Tell me if the solution is unclear at any step or if it fails to work in your case.
This question already has answers here:
Closed 11 years ago.
Possible Duplicate:
Pointer vs. Reference
Hi All,
I was trying to explore and I encountered a concern with the reference operator. Consider a normal call by reference swap code as below, which works as desired
#include<iostream>
using namespace std;
void test(int *a,int *b){
int temp;
temp = *a;
*a= *b;
*b= temp;
cout<<"\n Func a="<<*a << " b=" << *b;
}
int main()
{
int a=5,b =3;
cout<<"\n Main a="<<a << " b=" << b;
test(&a,&b);
cout<<"\n Main again a="<<a << " b=" << b;
return 0;
}
On the other hand a code as below also does the same kind of swapping and yield exactly the same result.
#include<iostream>
using namespace std;
void test(int &a,int &b){
int temp;
temp = a;
a= b;
b= temp;
cout<<"\n Func a="<<a << " b=" << b;
}
int main()
{
int a=5,b =3;
cout<<"\n Main a="<<a << " b=" << b;
test(a,b);
cout<<"\n Main again a="<<a << " b=" << b;
return 0;
}
Can some one explain how different is the function call in the second example(first part I am comfortable in which the address is taken as the reference, but what happens in the second case) ?
Within the same line, hope the same happens in an assignment statement as well i.e.
int a=5;
int &b=a;
Thanks in advance.
EDIT:
Thanks for the replies. But my doubt is what exactly happens in the memory
int *pointer=&x
stores the address but what happens when we do
int &point=x.
Both versions perform an identical job and quite probably the compiler will emit identical object code.
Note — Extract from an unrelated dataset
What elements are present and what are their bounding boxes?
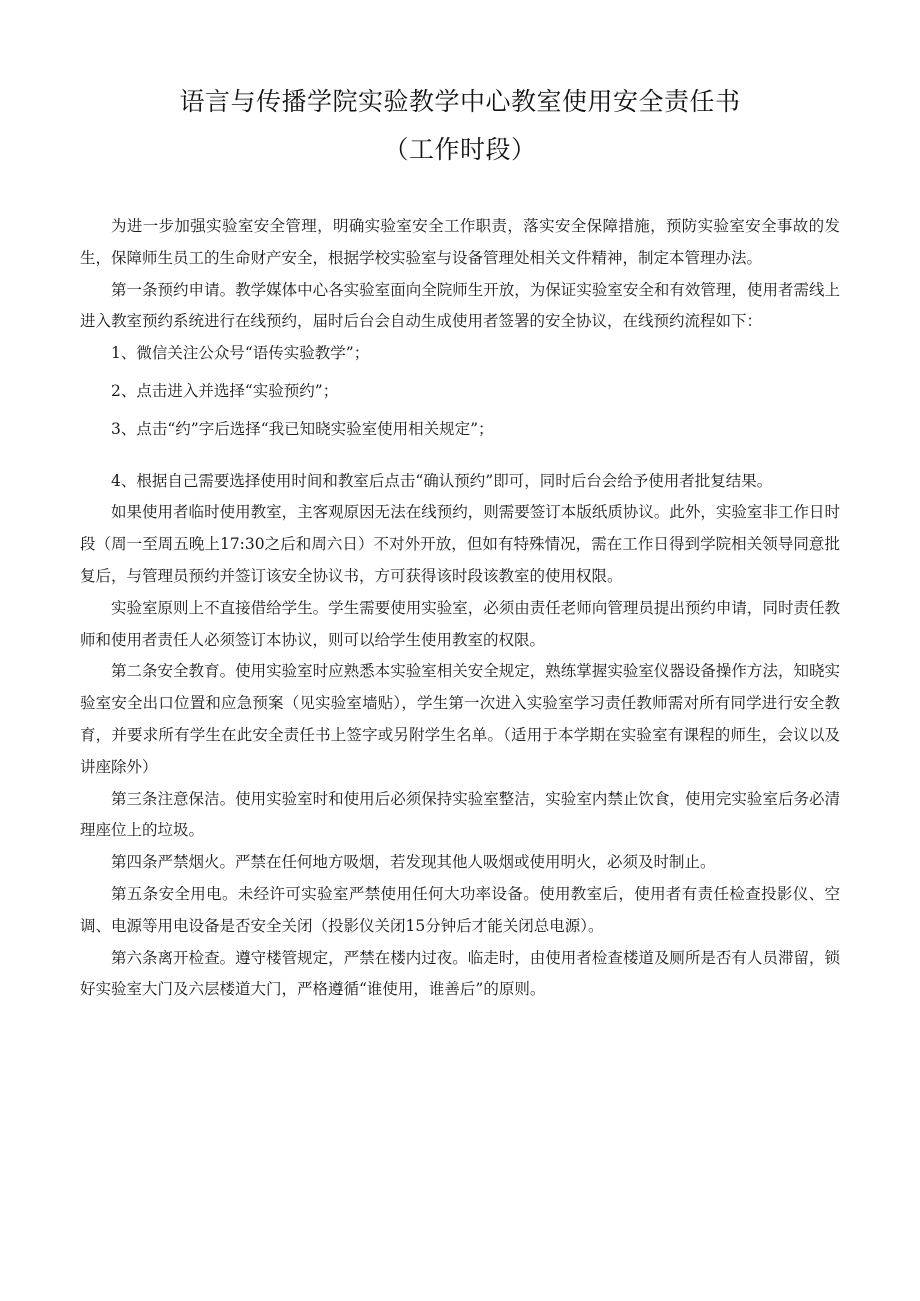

The version using reference parameters is much easier to read.
You can pass a NULL pointer to the version that uses pointers which leads to a memory violation. The same mistake cannot be made with reference parameters.
& means that you're passing your parameter by reference. The variable you've passed is exactly the same variable you're operating in your function. Actually there is no significant difference between using pointer or reference, because when you passing pointer and then dereference it, you again get exactly the same variable. To sum up: in both cases it's possible to modify passed variable. The opposite, when you pass variables value.
In both cases you are passing the variables by reference. In the first function you can conceptually think of the address that is being passed. In the second example though, I conceptually think of the variable itself being passed, but passed by reference instead of by value.
I am not 100% sure, but I suspect on most compilers they would compile to the same object code.